Si Rémi et Jean-François désirent vraiment détenir des produits à taux fixe, comme des obligations ou des CPG, ils devront savoir que les revenus de ces placements sont entièrement imposables l’année de perception, à moins qu’ils soient détenus dans un compte enregistré. Au lieu de cela, je les encouragerais à placer leurs fonds d’actions dans leur compte non enregistré; en partie parce qu’ils offrent plus de possibilités de croissance, mais aussi parce que les gains en dividendes et en capital sont moins lourdement imposés. En fait, le couple devrait avoir quelques gains en capital en amortissant les pertes en capital résultant de l’entreprise risquée en restauration.

Si Rémi et Jean-François persistent à croire que la sécurité est leur principale motivation, je leur proposerais aussi d’investir dans des fonds distincts, qui offrent une garantie de capital, tout en fournissant une possibilité de croissance.

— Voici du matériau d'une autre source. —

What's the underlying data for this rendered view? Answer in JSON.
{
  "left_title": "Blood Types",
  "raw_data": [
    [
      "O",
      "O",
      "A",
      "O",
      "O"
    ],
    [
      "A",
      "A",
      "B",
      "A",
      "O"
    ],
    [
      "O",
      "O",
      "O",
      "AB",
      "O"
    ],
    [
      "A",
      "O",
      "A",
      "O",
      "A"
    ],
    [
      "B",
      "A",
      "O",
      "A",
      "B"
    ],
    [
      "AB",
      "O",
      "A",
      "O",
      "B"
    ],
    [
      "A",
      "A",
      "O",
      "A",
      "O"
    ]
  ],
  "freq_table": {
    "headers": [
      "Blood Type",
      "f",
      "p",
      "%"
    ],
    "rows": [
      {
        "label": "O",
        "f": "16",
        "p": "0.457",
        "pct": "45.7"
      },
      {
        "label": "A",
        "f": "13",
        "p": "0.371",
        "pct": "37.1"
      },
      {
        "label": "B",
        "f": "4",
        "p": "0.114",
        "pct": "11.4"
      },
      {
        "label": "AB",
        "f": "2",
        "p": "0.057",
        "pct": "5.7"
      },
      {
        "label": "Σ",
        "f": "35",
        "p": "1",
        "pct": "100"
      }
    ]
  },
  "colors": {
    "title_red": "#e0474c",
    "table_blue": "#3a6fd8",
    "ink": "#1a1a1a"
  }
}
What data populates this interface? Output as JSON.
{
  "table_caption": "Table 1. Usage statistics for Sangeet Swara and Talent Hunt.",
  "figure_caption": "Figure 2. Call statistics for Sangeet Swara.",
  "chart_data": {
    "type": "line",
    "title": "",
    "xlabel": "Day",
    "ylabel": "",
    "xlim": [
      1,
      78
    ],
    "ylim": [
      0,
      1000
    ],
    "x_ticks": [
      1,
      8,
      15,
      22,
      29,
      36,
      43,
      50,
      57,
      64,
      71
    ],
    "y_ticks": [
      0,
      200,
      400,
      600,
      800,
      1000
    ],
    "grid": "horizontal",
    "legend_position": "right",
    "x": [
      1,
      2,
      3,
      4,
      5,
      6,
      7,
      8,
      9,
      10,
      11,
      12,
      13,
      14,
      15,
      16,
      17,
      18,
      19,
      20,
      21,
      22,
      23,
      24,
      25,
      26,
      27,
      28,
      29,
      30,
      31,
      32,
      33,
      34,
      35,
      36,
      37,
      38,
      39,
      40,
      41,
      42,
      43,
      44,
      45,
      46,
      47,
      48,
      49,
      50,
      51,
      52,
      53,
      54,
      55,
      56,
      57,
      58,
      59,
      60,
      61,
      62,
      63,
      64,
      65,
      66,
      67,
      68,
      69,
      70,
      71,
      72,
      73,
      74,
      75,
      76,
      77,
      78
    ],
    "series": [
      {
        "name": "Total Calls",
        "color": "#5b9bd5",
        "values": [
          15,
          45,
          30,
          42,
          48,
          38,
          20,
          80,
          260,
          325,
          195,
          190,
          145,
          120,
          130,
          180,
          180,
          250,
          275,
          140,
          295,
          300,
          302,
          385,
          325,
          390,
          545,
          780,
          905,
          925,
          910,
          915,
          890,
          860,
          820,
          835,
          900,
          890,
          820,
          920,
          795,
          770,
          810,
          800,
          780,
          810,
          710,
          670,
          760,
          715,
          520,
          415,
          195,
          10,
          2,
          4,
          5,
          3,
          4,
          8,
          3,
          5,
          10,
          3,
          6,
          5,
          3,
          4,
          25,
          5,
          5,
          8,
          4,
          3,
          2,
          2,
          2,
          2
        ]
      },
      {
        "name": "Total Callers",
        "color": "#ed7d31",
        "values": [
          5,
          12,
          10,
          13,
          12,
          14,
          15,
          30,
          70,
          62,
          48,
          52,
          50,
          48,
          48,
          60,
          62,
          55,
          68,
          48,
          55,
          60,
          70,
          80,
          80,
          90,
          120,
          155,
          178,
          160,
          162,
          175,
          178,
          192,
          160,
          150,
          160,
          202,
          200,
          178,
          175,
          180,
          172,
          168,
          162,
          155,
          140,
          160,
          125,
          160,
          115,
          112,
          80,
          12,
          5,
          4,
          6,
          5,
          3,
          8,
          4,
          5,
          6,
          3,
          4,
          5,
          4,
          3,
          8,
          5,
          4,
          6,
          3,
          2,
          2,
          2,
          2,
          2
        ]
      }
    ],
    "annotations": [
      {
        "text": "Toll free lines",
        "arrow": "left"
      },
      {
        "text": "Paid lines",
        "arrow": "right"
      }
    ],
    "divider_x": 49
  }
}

Par contre, ceux-ci doivent être au courant qu’il y a un coût associé à cette sécurité, soit un ratio de frais de gestion plus élevé; mais au moins, c’est une meilleure solution que celle d’acheter un CPG. Lorsque le couple pourra observer la croissance de ses fonds distincts, il acceptera peut‑être d’étudier les autres options qui s’offrent à lui, comme les fonds communs de placement d’actions de premier ordre.

En conclusion, j’ajouterais qu’il est nécessaire que Rémi et Jean-François aient une rencontre avec leur conseiller financier afin de comprendre parfaitement comment l’impact de leur perte d’investissement affecte leur situation financière. Lorsqu’ils se seront remis de cette mauvaise expérience, ils pourront envisager un avenir plus prospère.